M. Jean Dionis du Séjour, intervenant au nom du groupe UDF, a salué l'initiative de la Commission et a témoigné de la disponibilité de M. Jean Syrota pour échanger avec des parlementaires notamment à l'occasion de l'examen des projets de lois relatifs à l'énergie.

Il a insisté sur l'attachement de l'UDF à l'existence d'un vrai régulateur, compte tenu de la consanguinité entre l'État et l'opérateur historique, et s'est enquis des avancées nécessaires pour renforcer le pouvoir de la CRE.

Il a ensuite souhaité savoir si, sur le fond, l'augmentation du prix de gros de l'électricité était imputable à l'ouverture des marchés à la concurrence ou à la corrélation très forte entre les marchés du pétrole, de l'électricité et du gaz.

Enfin, il a indiqué qu'il aimerait également connaître l'avis de la CRE sur le projet de rapprochement entre Suez et GDF.

M. Jean-Paul Charié s'est dit attaché à la libre concurrence qui permet à l'offre et au rapport qualité-prix de s'améliorer, pour le profit de l'usager mais à la condition que le monopole public ne soit pas remplacé par pire encore : un monopole privé ou une entente. Il a estimé que c'était pour lutter contre cette menace que des autorités indépendantes de régulation avaient été mises en place mais encore fallait-il que celles-ci puissent fonctionner efficacement. Il a donc souhaité savoir pourquoi la CRE ne disposait pas de plus de pouvoirs, ce qu'elle aurait fait si elle avait eu des prérogatives plus larges et ce qu'elle a fait jusqu'à présent compte tenu des compétences qui sont les siennes.

M. Claude Birraux a rendu à son tour hommage au Président de la CRE, organisme qui a d'emblée trouvé ses marques et imposé son impartialité.
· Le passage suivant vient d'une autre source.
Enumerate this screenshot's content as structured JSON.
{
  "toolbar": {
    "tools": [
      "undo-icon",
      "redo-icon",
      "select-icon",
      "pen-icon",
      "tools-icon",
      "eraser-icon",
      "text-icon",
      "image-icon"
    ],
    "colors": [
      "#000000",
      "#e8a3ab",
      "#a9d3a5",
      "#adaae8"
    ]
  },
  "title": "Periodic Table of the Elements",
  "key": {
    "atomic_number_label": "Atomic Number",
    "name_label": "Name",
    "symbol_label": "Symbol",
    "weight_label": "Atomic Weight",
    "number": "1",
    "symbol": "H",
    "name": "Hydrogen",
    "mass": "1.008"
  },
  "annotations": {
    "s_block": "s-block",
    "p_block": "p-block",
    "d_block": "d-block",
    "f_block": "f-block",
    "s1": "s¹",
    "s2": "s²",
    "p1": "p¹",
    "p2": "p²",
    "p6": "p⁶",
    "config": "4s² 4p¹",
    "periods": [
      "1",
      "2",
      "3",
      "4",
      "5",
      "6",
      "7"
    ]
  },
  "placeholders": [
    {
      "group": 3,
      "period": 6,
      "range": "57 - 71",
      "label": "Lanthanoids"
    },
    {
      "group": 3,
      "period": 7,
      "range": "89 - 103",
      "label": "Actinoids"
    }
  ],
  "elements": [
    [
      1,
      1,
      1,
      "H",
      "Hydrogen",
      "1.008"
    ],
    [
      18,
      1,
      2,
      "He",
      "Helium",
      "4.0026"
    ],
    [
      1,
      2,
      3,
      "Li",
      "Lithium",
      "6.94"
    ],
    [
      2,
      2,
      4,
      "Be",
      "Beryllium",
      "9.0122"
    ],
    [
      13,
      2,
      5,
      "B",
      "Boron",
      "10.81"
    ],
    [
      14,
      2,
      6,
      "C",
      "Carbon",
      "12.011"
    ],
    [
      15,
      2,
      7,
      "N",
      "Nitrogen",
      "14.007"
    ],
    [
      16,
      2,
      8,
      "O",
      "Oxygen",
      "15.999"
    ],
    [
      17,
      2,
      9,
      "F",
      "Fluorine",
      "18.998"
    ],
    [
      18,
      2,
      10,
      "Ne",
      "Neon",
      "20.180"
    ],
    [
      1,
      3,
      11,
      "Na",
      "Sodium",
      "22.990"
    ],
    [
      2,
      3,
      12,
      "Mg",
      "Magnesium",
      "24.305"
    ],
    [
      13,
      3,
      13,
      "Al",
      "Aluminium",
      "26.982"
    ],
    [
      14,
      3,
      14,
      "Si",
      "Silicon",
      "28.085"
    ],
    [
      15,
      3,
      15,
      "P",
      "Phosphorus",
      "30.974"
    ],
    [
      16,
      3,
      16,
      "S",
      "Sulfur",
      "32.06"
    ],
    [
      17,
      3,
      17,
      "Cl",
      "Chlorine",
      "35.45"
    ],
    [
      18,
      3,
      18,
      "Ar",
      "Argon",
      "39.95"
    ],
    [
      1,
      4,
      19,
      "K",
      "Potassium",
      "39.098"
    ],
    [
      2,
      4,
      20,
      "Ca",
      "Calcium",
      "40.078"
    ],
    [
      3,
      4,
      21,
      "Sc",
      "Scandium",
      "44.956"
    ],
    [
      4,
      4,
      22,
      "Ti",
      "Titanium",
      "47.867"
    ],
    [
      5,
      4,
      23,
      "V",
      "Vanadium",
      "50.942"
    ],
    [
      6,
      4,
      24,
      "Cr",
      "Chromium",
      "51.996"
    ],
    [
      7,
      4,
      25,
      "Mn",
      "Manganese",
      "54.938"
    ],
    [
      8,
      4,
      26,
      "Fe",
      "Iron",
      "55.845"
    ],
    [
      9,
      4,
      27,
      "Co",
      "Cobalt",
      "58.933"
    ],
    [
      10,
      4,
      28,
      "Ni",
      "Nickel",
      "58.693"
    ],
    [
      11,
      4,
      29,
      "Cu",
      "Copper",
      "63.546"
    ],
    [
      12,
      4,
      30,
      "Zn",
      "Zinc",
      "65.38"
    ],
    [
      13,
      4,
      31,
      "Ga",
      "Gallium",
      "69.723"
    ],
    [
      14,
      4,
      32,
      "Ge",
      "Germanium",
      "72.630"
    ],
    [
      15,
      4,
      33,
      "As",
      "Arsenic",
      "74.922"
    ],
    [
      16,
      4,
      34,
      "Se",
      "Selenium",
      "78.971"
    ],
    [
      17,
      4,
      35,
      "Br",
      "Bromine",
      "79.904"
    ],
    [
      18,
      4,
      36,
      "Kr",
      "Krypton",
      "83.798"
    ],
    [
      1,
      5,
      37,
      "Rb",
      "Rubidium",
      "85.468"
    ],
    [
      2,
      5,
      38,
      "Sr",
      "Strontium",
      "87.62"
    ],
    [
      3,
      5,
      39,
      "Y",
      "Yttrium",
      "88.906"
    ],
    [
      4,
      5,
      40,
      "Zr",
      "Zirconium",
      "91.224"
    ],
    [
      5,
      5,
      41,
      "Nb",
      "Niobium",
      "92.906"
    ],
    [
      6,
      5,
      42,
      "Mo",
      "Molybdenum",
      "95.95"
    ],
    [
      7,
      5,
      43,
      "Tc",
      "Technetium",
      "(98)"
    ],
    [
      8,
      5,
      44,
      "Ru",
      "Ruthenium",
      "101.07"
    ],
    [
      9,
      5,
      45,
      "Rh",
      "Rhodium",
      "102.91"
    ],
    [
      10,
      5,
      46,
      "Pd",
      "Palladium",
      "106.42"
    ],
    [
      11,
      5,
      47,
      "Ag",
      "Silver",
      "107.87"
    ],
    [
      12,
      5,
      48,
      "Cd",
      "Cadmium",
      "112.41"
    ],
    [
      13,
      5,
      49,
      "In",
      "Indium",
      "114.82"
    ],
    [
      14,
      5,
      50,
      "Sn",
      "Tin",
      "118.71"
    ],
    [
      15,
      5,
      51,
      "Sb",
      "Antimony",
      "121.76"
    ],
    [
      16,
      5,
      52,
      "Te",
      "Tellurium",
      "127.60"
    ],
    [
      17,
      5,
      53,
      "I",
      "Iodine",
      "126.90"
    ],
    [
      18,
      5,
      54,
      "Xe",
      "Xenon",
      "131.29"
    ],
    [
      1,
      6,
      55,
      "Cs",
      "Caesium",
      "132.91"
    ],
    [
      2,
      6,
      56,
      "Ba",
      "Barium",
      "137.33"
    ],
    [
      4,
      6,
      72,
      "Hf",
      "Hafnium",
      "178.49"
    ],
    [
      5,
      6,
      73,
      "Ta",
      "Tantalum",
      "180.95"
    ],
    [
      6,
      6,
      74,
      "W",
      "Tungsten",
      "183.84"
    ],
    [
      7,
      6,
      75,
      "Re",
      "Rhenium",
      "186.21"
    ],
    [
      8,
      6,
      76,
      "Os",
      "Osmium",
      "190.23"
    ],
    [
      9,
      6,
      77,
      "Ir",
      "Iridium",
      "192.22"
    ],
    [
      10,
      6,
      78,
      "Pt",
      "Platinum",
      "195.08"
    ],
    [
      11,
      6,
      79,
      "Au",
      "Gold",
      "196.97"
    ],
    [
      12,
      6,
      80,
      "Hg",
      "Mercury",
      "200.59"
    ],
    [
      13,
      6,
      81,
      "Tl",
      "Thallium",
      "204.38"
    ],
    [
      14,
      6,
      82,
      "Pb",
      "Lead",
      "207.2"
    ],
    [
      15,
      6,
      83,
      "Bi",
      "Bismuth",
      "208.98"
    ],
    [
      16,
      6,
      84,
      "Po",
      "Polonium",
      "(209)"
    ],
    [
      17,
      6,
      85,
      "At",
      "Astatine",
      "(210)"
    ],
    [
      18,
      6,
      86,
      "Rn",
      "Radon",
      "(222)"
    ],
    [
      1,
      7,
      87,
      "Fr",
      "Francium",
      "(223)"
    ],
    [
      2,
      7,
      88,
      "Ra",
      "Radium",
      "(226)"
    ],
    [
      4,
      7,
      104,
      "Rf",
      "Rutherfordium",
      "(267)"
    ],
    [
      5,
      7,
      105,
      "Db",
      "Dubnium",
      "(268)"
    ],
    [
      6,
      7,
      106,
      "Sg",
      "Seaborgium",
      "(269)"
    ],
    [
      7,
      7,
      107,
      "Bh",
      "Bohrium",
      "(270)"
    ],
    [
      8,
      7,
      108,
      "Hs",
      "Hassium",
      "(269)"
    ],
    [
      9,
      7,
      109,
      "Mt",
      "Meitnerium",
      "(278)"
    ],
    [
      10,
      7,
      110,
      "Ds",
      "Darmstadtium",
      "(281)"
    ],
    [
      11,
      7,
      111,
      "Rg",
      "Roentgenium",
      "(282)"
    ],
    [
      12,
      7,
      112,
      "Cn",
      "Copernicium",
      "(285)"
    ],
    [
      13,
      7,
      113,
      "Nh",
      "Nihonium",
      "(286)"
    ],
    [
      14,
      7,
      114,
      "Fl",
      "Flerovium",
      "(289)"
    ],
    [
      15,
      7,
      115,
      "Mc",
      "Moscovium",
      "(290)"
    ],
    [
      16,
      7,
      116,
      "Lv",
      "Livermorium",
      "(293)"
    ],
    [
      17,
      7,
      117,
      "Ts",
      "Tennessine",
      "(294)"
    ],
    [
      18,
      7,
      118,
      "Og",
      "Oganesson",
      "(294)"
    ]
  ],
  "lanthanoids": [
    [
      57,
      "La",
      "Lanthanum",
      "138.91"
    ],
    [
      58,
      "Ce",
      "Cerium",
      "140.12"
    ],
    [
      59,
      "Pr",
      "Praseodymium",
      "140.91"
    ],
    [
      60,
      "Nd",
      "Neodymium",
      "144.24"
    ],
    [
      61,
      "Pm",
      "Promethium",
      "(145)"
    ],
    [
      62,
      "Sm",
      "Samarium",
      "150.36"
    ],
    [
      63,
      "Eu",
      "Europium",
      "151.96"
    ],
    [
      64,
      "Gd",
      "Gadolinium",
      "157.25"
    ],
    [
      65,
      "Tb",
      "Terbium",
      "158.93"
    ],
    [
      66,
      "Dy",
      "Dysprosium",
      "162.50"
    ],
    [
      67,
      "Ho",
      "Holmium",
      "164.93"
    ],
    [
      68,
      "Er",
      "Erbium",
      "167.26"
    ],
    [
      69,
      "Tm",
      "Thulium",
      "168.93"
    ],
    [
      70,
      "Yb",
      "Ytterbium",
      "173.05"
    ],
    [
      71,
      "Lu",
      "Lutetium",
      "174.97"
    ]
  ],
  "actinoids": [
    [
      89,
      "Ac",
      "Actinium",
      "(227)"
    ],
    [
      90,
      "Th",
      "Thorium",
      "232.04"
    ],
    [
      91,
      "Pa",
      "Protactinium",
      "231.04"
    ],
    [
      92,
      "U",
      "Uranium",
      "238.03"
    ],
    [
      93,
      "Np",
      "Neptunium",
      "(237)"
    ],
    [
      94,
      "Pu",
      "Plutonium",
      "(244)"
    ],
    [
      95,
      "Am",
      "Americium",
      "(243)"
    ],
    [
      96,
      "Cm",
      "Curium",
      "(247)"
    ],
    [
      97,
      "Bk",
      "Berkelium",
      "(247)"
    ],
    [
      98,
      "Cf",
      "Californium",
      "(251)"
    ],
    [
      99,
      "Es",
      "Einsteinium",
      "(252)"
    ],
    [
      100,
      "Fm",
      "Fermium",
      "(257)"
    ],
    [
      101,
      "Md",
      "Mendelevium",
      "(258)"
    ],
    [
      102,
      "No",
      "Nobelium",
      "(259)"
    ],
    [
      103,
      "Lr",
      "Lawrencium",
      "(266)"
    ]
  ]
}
Puis, il a rappelé que les compétences de la CRE résultent de dispositions législatives et que, lors de la discussion de la loi du 10 février 2000, la majorité d'alors, suivant son rapporteur, M. Christian Bataille, avait justement refusé de lui donner davantage de pouvoir.

Puis, il a souhaité savoir si la CRE entretenait des relations avec les autres opérateurs européens et si elle essayait de convaincre la Commission européenne que le degré d'ouverture du marché ne se mesure pas exclusivement à l'aune du nombre de clients qui ont changé de fournisseur.

En réponse aux différents intervenants, M. Jean Syrota, Président de la CRE, a apporté les prévisions suivantes :

- la CRE tient ses pouvoirs de la loi et n'a jamais cherché à les faire accroître. Elle est, en revanche, intervenue plusieurs fois pour faire clarifier les conditions d'exercice de ses prérogatives. Ainsi, la loi du 10 février 2000 a investi la CRE de la mission générale de veiller au bon fonctionnement du marché de l'électricité avec le ministre chargé de l'Énergie, le ministre chargé de l'économie, les autorités concédantes et les collectivités locales ayant constitué un distributeur non nationalisé « chacun en ce qui le concerne ». La filiale de négoce d'EDF a refusé de communiquer des informations à la CRE sur cette base en estimant que cette disposition n'attribuait pas à la CRE de compétence nouvelle par rapport à celles prévues par la loi dans des cas spécifiques comme le règlement des différends.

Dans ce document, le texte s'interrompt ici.